Le concert du 11 janvier, à l’auditorium, fut indéniablement un succès. De nombreux applaudissements et un public enthousiaste, dont les quelques réactions figurent ci-dessous, en sont la preuve.

Un public parisien ravi.

 « Hier soir, à l’espace Bernanos, Léo Mariller et Antoine de Grolée nous ont ravis. Le silence était dense pour accueillir ce magnifique duo et les applaudissements unanimes pour saluer leur flamme, leur maturité et la passion de leur interprétation au service de Schumann, Brahms et de Roslavets, Wyschegradsky, belle découverte de deux compositeurs russes pour nombre d’auditeurs. » (Commentaire de Madame Martine Joste, présidente de l’association wyschnegradsky)

 « Non seulement, l’avoir entendue aux côtés d’œuvres de Schumann et Brahms, a fait directement intégrer Ivan Wyschnegradsky dans le grand répertoire sans plus en réserver l’écoute à un public d’initiés, mais –- et ce n’est pas le moindre des compliments – votre interprétation, cher Léo, autant sensible qu’inspirée, a favorisé l’accueil enthousiaste du public. Il est devenu alors évident que la lignée de ces œuvres majeures du XIX° siècle continuait sans rupture vers les œuvres de Wyschnegradsky. Encore bravo et merci pour l’expression et la poésie que vous avez su donner et transmettre dans cette œuvre. »

« C’est dans un auditorium comble que Léo Marillier et Antoine de Grolée ont offert un moment d’une rare intensité et d’une extrême beauté. C’était très probablement l’unique lieu à Paris où nous pouvions découvrir et apprécier le Chant douloureux et étude de Wyschnegradsky. Entre impressionnisme et modernité, cette musique pour violon et piano est une merveille. Léo Marillier apporte une émotion et une limpidité à cette musique inconnue, jouant les micro-intervalles avec une précision incroyable. Il nous livrait, lors de l’après-concert, qu’il pense ses interprétations de manière à ce que l’auditeur ait le sentiment d’écouter la plus belle musique jamais composée. C’est bien le sentiment qui a animé tout l’auditoire mercredi soir. Bravo et merci ! »

« Ce que Léo obtient de son violon est magnifique. Ces deux artistes font preuve d’une technicité parfaitement maîtrisée, mais ils y mettent tant d’émotion, de force et de nuances qu’ils la transcendent. Les commentaires de Léo nous préparent et nous disposent à écouter la musique. Ils nous mettent dans l’état d’esprit du compositeur. »

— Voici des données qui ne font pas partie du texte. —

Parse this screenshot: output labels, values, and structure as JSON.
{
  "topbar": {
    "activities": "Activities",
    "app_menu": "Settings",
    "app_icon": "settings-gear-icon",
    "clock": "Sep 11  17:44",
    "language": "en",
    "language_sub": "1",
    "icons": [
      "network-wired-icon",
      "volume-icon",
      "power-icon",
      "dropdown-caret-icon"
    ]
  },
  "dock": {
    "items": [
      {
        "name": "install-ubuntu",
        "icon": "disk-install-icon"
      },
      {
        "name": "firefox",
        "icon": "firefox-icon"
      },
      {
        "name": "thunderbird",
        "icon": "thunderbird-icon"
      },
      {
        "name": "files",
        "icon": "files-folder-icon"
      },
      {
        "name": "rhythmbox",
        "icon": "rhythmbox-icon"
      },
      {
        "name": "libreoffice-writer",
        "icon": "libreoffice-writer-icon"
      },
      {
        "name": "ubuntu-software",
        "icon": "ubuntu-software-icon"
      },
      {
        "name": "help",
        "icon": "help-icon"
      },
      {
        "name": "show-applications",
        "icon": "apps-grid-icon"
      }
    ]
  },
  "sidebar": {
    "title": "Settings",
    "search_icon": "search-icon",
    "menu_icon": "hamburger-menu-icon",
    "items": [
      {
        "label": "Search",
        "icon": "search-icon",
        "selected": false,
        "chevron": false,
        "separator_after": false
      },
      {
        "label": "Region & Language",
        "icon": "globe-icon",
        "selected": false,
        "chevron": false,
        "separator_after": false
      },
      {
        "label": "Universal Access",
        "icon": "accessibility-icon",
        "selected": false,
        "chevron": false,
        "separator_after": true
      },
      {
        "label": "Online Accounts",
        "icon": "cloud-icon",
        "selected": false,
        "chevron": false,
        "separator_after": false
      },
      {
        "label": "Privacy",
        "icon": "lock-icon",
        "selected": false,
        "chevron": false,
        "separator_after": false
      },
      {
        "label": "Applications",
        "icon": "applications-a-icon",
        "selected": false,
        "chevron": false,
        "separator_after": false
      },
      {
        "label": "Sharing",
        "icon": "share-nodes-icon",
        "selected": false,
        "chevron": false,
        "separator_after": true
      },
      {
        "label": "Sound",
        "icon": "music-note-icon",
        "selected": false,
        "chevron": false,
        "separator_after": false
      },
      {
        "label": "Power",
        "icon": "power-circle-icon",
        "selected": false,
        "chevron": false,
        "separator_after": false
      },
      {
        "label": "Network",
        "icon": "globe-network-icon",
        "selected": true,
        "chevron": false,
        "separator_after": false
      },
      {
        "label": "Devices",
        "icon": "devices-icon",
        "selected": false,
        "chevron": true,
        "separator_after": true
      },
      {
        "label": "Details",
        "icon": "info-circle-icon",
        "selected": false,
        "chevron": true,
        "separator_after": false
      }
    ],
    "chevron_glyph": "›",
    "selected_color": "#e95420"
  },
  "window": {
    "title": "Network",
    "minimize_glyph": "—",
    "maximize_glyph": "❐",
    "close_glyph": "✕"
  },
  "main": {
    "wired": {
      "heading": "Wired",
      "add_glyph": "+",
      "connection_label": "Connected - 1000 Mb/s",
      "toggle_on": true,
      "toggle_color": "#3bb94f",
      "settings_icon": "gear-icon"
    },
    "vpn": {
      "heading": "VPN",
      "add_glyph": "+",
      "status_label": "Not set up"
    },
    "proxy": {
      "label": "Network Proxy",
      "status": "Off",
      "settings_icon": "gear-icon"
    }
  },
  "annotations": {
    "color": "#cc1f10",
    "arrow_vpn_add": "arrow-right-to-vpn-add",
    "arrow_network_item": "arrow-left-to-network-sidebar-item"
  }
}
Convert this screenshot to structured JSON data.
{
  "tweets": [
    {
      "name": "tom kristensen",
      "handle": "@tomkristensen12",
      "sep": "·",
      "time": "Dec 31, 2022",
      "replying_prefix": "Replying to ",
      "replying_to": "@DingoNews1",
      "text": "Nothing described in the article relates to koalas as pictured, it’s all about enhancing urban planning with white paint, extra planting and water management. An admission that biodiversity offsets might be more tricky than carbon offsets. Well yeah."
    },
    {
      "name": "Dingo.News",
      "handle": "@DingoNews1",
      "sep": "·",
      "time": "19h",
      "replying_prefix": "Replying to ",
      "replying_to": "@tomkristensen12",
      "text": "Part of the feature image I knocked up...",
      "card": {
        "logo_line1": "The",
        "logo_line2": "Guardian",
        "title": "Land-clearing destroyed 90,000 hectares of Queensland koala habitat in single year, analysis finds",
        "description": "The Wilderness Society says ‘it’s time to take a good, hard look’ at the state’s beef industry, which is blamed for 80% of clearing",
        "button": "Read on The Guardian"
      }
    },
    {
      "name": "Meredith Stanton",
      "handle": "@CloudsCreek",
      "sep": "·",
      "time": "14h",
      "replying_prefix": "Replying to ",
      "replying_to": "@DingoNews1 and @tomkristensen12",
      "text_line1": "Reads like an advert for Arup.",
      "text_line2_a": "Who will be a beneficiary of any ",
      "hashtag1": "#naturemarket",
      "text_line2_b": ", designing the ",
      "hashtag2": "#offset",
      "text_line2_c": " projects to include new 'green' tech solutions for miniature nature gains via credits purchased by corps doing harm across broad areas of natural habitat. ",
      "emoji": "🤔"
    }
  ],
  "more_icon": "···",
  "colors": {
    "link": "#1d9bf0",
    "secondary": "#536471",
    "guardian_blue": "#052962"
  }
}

« Nous sommes des fidèles de cette nouvelle série de concerts  « after work » dont la qualité  musicale est à chaque fois époustouflante. La salle Bernanos, par sa taille et ses arcades voûtées, est propice à une ambiance à la fois concentrée et chaleureuse. La présentation des œuvres par Léo Marillier lors de ce concert du 11 janvier y a également beaucoup participé, car y éclatent son enthousiasme et son immense passion pour les œuvres qu’il met en relation entre elles ou avec leur époque. En fait, il a le talent de préparer le public à l’écoute tout en donnant l’impression d’être entre amis, loin de ce que peut suggérer le concert classique. Lorsqu’il casse une corde – à l’entracte, quel bon goût ! –  quand sa sœur Juliette, luthière et archetière, change alors la corde de son violon, il nous fait entrer dans l’intimité des musiciens ; toute la salle réagit et participe. Magistrales de maturité et de profondeur, les sonates de Schumann et de Brahms ont produit une harmonie totale, une respiration coordonnée de tous les spectateurs magnétisés par les mêmes courbes musicales. Conjuguant œuvres-repères du grand répertoire et autres plus rarement jouées, le récital  Inaccessibles maîtres  nous a fait découvrir, par exemple, Légende de Roslavets,  déroulant un long et magnifique thème dans le grave. Le duo Léo Marillier-Antoine de Grolée partage intériorité, technique infaillible, expressivité subtile et raffinement dans la recherche des sonorités. Nous attendons avec impatience le prochain concert, prévu le 22 février, pour découvrir l’univers musical d’autres artistes. »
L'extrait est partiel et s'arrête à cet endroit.